Number of local officers on the rise
ABOUT 64 per cent of the civil service's 1,376 directorate officers and just over half of all the policy secretaries and department heads are local officers, according to the Secretary for the Civil Service, Mrs Anson Chan Fang On-san.
She said the localisation policy had been broadly successful and progress had sped up with the expansion of tertiary education, the widening of opportunities for obtaining professional qualifications locally and the Government's own training schemes.
In 1952, the percentage of overseas officers in the civil service was about 4.5 per cent.
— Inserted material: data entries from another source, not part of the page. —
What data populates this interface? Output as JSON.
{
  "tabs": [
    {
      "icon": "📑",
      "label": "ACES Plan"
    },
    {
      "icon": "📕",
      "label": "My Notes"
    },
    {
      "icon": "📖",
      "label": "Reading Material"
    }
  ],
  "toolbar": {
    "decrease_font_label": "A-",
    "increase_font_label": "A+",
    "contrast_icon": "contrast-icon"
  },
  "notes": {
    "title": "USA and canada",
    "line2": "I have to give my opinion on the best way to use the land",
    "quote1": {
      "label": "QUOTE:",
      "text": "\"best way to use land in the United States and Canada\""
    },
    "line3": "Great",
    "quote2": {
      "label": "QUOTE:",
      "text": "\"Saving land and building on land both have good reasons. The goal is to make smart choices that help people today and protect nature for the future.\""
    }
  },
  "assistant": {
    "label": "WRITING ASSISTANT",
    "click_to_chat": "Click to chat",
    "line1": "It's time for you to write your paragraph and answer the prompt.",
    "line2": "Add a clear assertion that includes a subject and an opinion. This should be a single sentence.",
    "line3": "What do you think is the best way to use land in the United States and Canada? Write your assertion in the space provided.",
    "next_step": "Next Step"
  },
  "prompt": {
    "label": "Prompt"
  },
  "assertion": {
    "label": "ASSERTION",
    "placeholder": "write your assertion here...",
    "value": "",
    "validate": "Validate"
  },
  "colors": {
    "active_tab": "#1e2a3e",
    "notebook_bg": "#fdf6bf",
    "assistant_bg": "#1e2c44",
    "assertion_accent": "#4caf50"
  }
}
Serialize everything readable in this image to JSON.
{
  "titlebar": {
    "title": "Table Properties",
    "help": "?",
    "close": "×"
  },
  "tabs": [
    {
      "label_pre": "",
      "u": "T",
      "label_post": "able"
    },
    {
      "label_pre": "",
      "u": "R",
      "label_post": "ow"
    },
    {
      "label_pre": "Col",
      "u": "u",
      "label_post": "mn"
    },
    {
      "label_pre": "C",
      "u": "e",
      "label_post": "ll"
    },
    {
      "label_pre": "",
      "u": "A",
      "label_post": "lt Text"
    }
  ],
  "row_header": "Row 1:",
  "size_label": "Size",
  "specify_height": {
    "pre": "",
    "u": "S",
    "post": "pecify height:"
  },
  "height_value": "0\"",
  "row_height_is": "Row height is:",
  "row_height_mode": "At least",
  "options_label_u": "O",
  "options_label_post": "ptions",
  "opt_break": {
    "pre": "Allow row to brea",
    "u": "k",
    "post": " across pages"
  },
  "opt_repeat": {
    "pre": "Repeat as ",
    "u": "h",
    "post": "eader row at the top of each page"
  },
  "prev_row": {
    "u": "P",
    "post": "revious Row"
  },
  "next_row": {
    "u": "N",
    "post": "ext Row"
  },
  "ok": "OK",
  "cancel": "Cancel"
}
On January 1 this year it was 1.2 per cent.
The percentage of locals taking up senior management and professional posts rose from 70.4 per cent in April 1988 to 78.7 per cent in January this year.
''These figures are expected to increase further in the near future as more and more local officers move up through the ranks of the civil service,'' Mrs Chan said.
The police force has also experienced a steady progress in localisation with the proportion of locals taking up positions at assistant commissioner level or above rising from 18.2 per cent in 1988 to 32 per cent last January.
Mrs Chan said there was no general target for phasing out all overseas officers.
''Indeed the Joint Declaration and the Basic law make specific provision for the continued employment of overseas officers, with one exception,'' she said.
The exception was principal official posts, which must be held by Chinese nationals who are Hongkong residents without foreign right of abode.